Jennings tells Congress: “forward ever, backward never: onwards with Breaking Through”

UNI Global Union General Secretary, Philip Jennings, in a rallying call to the 2000 UNI delegates gathered in Cape Town, said UNI was sticking with its “Breaking Through" mission “no ifs or buts”.
Jennings said that “Breaking Through” which began life at the last world congress in Nagasaki 2010 would continue to be the road map UNI would follow all the way through Cape Town to Liverpool 2018:
“Our Breaking Through plan was a call to action to build our organising power.
A call to action:
- Change the rules of the game in the global economy, from financial regulation to supply chains.
- Commit to union growth in the growing services economy.
- Grow union rights and influence in business.
- Win the fight for gender equality in our own UNI Global Union.
The call to action was adopted.
We have put it to work.”
Jennings paid tribute to the UNI family, “The World Executive, UNI Africa, UNI Americas, UNI Asia & Pacific, UNI Europe, each of our Sector Global Unions – are all working in alignment. Single minded. Focussed on specific goals.”
Quoting Martin Luther King Jennings said, “The arc of the moral universe is long, but it bends toward justice. Breaking Through lives in that ambition. At a time when the corporate world is coming out of hiding, crawling out of the “swamp”, stock market casino fever is back. Do not bend. Do not submit to resignation or despair.”

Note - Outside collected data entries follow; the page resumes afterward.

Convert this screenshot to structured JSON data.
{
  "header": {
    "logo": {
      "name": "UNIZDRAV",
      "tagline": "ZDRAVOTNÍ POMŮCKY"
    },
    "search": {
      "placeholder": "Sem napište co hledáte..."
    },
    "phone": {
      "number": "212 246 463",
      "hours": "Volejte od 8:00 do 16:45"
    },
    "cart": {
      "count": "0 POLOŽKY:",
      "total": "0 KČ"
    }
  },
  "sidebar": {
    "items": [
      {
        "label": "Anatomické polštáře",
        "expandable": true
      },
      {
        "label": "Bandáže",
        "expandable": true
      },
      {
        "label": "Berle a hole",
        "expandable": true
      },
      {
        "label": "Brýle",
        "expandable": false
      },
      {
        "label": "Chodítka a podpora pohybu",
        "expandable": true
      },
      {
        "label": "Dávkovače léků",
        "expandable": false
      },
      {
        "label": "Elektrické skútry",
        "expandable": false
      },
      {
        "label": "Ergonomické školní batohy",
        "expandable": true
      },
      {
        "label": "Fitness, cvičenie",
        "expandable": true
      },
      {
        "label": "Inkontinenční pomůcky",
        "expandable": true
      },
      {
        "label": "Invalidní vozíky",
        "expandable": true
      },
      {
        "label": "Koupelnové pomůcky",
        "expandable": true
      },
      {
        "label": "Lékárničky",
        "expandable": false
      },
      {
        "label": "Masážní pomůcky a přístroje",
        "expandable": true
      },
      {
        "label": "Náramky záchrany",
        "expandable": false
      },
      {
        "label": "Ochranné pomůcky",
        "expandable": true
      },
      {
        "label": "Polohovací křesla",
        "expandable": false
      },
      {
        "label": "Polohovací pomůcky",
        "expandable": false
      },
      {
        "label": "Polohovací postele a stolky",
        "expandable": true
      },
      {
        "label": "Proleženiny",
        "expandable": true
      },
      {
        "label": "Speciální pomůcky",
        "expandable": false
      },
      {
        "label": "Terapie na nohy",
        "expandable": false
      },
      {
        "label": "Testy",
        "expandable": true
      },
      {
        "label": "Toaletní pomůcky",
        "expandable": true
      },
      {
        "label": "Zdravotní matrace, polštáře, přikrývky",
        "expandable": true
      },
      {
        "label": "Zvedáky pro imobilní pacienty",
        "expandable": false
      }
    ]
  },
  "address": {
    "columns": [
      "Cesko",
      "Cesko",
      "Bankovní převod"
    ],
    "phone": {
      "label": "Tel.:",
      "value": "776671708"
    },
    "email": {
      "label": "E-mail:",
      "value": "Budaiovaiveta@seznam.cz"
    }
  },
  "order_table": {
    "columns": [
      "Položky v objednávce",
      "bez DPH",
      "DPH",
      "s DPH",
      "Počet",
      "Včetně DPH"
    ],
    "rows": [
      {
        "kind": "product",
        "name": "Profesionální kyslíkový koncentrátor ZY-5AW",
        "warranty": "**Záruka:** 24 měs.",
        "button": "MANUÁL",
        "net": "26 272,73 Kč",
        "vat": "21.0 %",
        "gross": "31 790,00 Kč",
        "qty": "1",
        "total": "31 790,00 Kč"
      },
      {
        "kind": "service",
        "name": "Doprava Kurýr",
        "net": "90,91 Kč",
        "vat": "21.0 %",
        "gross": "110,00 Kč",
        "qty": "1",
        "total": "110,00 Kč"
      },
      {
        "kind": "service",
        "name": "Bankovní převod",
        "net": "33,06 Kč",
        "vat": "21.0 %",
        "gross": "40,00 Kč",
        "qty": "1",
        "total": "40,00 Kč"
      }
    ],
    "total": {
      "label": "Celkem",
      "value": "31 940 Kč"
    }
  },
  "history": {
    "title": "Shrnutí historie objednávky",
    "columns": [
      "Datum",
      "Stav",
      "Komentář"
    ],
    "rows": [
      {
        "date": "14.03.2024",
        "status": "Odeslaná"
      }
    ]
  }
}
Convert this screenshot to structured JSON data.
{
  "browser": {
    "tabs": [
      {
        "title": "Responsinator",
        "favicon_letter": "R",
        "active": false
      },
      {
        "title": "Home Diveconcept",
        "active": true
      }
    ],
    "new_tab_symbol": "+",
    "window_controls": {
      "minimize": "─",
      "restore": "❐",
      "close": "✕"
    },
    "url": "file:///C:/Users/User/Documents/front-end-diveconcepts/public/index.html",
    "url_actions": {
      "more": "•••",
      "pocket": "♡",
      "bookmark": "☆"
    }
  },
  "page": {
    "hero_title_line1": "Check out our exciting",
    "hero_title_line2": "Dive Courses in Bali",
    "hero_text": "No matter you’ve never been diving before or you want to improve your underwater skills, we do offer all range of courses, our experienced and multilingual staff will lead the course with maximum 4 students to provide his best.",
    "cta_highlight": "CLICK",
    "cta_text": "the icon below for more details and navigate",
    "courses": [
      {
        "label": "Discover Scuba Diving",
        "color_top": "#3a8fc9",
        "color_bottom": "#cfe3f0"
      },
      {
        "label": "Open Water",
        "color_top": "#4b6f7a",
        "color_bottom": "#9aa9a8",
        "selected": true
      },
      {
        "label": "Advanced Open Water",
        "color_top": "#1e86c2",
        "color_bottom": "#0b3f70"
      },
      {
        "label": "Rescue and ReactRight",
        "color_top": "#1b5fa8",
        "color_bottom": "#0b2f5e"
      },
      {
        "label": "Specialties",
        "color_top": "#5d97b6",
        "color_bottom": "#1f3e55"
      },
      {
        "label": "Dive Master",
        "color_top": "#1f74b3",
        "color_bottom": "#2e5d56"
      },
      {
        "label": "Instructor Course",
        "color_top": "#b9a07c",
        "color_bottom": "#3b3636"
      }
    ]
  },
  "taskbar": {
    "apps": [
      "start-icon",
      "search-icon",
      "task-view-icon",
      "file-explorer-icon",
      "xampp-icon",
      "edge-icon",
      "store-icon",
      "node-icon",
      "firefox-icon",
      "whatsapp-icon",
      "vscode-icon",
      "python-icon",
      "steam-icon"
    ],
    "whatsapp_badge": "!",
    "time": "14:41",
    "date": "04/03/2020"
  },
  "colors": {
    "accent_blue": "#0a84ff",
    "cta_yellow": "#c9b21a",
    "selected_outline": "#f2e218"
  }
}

Jennings called the theme of the Cape Town Congress, “Including You” as UNI’s alternative vision for a more just world.
“Our approach with Global Unions was to say: learn from the crisis, to drive home the message our democracies are not here just to serve the wealthy. The coin has dropped. Tickle down is economic fraud. Neo-liberalism is economic and social fraud.
Neo-liberalism: market failure, financial failure, climate failure, equality failure.
Our theme “Including You!” is our alternative.
We focussed on inequality. Drew attention to the falling share of wages in wealth produced. Helped create sense – economies wage-led. Relentless in using the evidence to show income inequality is bad for our economies, is bad for growth, is bad for communities, is bad for people.”
Jennings rounded off his address by quoting from a recent encounter with a SABC television producer who had neatly summed up the challenge for UNI and all of us: “Share the wealth more evenly or the world will burn.”
Jennings rounded off his address with a reminder of the old African saying, “Forward ever, backward never.”